A real market solution to gas price hysteria

 

By Peter Z. Grossman

08-06-04

The price of gas at the pump was $ 2.119 the other day. And when prices go that high, we can be sure of two things: First, American consumers will be outraged; and second, lots of people will be proposing solutions.


Indeed we have the usual calls for American "energy independence" through increased government spending on (take your pick): drilling, alternative energy development, conservation and either filling or emptying the Strategic Petroleum Reserve. Some analysts are claiming these price hikes are a sure sign we're running out of oil, and even some sensible economists are making arguments for high taxes on gasoline to curb consumption. Unfortunately, most of these solutions would create more problems than they would solve.

Most are really just forms of political pandering to make irritated American consumers think government is doing something to help. But the market is already doing something, and that something is likely to be more effective than any government effort.


In fact, energy markets have been giving us a clear message. Demand is rising more rapidly than supply because economic growth, especially in countries like China and India, is rapid. Meanwhile, refiners and others dependent on supply are stockpiling oil out of fear that there will be disruptions in production in the Middle East and elsewhere. If the world situation calms, the price of oil will fall; analysts in fact expect gas prices to drop by about 10 cents per gallon this summer.

Still, the political appeal of government action remains. The call for energy independence is a special favourite that always gets applause at political rallies. But the whole idea of energy independence is really nonsense. All oil is sold at a world market price; Alaska crude is essentially the same price as Saudi crude. That won't change even if we import much less oil. If the world price is rising, prices at the pump will rise. Period.


Even if we raise gas taxes by a few dollars a gallon and spendbillions on more drilling, conservation and alternative energy resources, we'll be neither independent from imports nor from world price volatility.

True, we might buy smaller cars and so feel less of an impact individually, but then American consumers are doing that already. Sales of fuel-efficient cars, especially gas-electric hybrids, are soaring while gas-guzzling SUVs are sitting in new car lots with few buyers in sight. This is exactly how economics would predict consumers would behave.


Even if prices fall from their current highs, as they probably will, there is likely to be increased demand for greater fuel efficiency. Recent price increases should have convinced consumers that they don't have a constitutional entitlement to low gas prices and maybe it makes sense to trade in the Ford Excursion or Chevy Suburban for a hybrid Ford Escape. Those who continue to buy guzzlers, well, they'll just have to pay and the rest of us shouldn't have higher taxes to protect them from their own mistakes.
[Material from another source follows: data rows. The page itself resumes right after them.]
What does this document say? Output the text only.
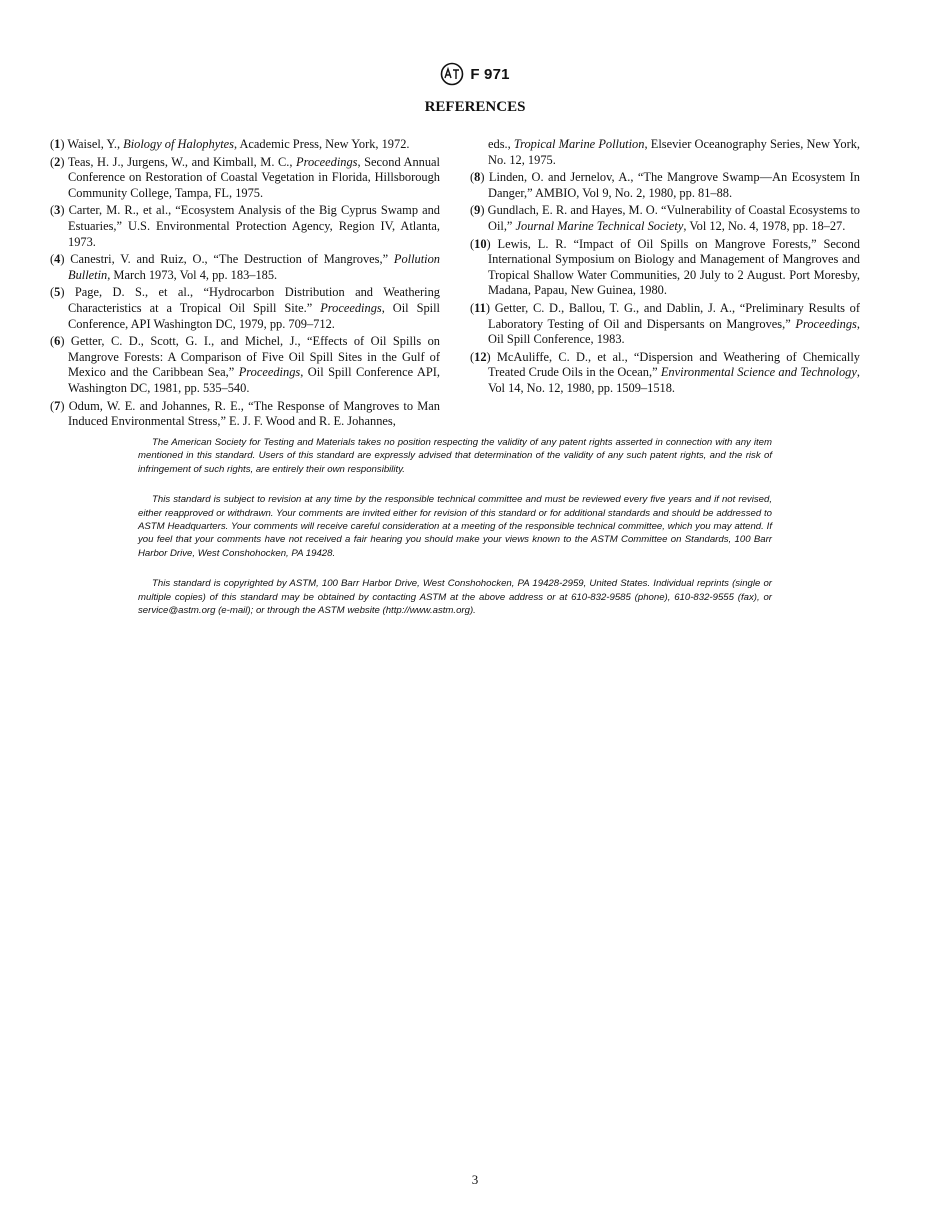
F 971
REFERENCES

(1) Waisel, Y., Biology of Halophytes, Academic Press, New York, 1972.

(2) Teas, H. J., Jurgens, W., and Kimball, M. C., Proceedings, Second Annual Conference on Restoration of Coastal Vegetation in Florida, Hillsborough Community College, Tampa, FL, 1975.

(3) Carter, M. R., et al., “Ecosystem Analysis of the Big Cyprus Swamp and Estuaries,” U.S. Environmental Protection Agency, Region IV, Atlanta, 1973.

(4) Canestri, V. and Ruiz, O., “The Destruction of Mangroves,” Pollution Bulletin, March 1973, Vol 4, pp. 183–185.

(5) Page, D. S., et al., “Hydrocarbon Distribution and Weathering Characteristics at a Tropical Oil Spill Site.” Proceedings, Oil Spill Conference, API Washington DC, 1979, pp. 709–712.

(6) Getter, C. D., Scott, G. I., and Michel, J., “Effects of Oil Spills on Mangrove Forests: A Comparison of Five Oil Spill Sites in the Gulf of Mexico and the Caribbean Sea,” Proceedings, Oil Spill Conference API, Washington DC, 1981, pp. 535–540.

(7) Odum, W. E. and Johannes, R. E., “The Response of Mangroves to Man Induced Environmental Stress,” E. J. F. Wood and R. E. Johannes,

eds., Tropical Marine Pollution, Elsevier Oceanography Series, New York, No. 12, 1975.

(8) Linden, O. and Jernelov, A., “The Mangrove Swamp—An Ecosystem In Danger,” AMBIO, Vol 9, No. 2, 1980, pp. 81–88.

(9) Gundlach, E. R. and Hayes, M. O. “Vulnerability of Coastal Ecosystems to Oil,” Journal Marine Technical Society, Vol 12, No. 4, 1978, pp. 18–27.

(10) Lewis, L. R. “Impact of Oil Spills on Mangrove Forests,” Second International Symposium on Biology and Management of Mangroves and Tropical Shallow Water Communities, 20 July to 2 August. Port Moresby, Madana, Papau, New Guinea, 1980.

(11) Getter, C. D., Ballou, T. G., and Dablin, J. A., “Preliminary Results of Laboratory Testing of Oil and Dispersants on Mangroves,” Proceedings, Oil Spill Conference, 1983.

(12) McAuliffe, C. D., et al., “Dispersion and Weathering of Chemically Treated Crude Oils in the Ocean,” Environmental Science and Technology, Vol 14, No. 12, 1980, pp. 1509–1518.

The American Society for Testing and Materials takes no position respecting the validity of any patent rights asserted in connection with any item mentioned in this standard. Users of this standard are expressly advised that determination of the validity of any such patent rights, and the risk of infringement of such rights, are entirely their own responsibility.

This standard is subject to revision at any time by the responsible technical committee and must be reviewed every five years and if not revised, either reapproved or withdrawn. Your comments are invited either for revision of this standard or for additional standards and should be addressed to ASTM Headquarters. Your comments will receive careful consideration at a meeting of the responsible technical committee, which you may attend. If you feel that your comments have not received a fair hearing you should make your views known to the ASTM Committee on Standards, 100 Barr Harbor Drive, West Conshohocken, PA 19428.

This standard is copyrighted by ASTM, 100 Barr Harbor Drive, West Conshohocken, PA 19428-2959, United States. Individual reprints (single or multiple copies) of this standard may be obtained by contacting ASTM at the above address or at 610-832-9585 (phone), 610-832-9555 (fax), or service@astm.org (e-mail); or through the ASTM website (http://www.astm.org).

3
Still, some serious scholars are advocating a gas tax of 50 cents or more per gallon to make sure that we practice more conservation. Besides the fact that such a tax is a non-starter politically -- the Bush campaign is already attacking Kerry for having considered such a tax 15 years ago -- it just doesn't seem necessary. It's clear that when prices rise, people respond.


As for alternative fuels, government has spent money on them before, but national programs have never made them cost effective. We will have alternatives when they can compete with fossil fuels. If in fact we're running out of oil, then alternatives will reach the market sooner rather than later and people will buy them.

However, it seems likely to be later rather than sooner. Another entirely predictable consequence of high oil prices is that there is more drilling and exploration in the US and abroad. The market is encouraging increased production; we apparently don't need the wasteful subsidies and tax breaks of the Bush energy program to get more oil.


Of course, the doomsayers claim increased drilling is not going to get us anywhere. Well, "experts" have been making those predictions for more than 100 years and have always been proved wrong. But if they are right, then we'll see it in market prices that climb ever higher, and consumers will demand greater efficiency, conservation and alternative fuels, which the market will supply. We don't need government solutions; we have the market to provide the signals we really need.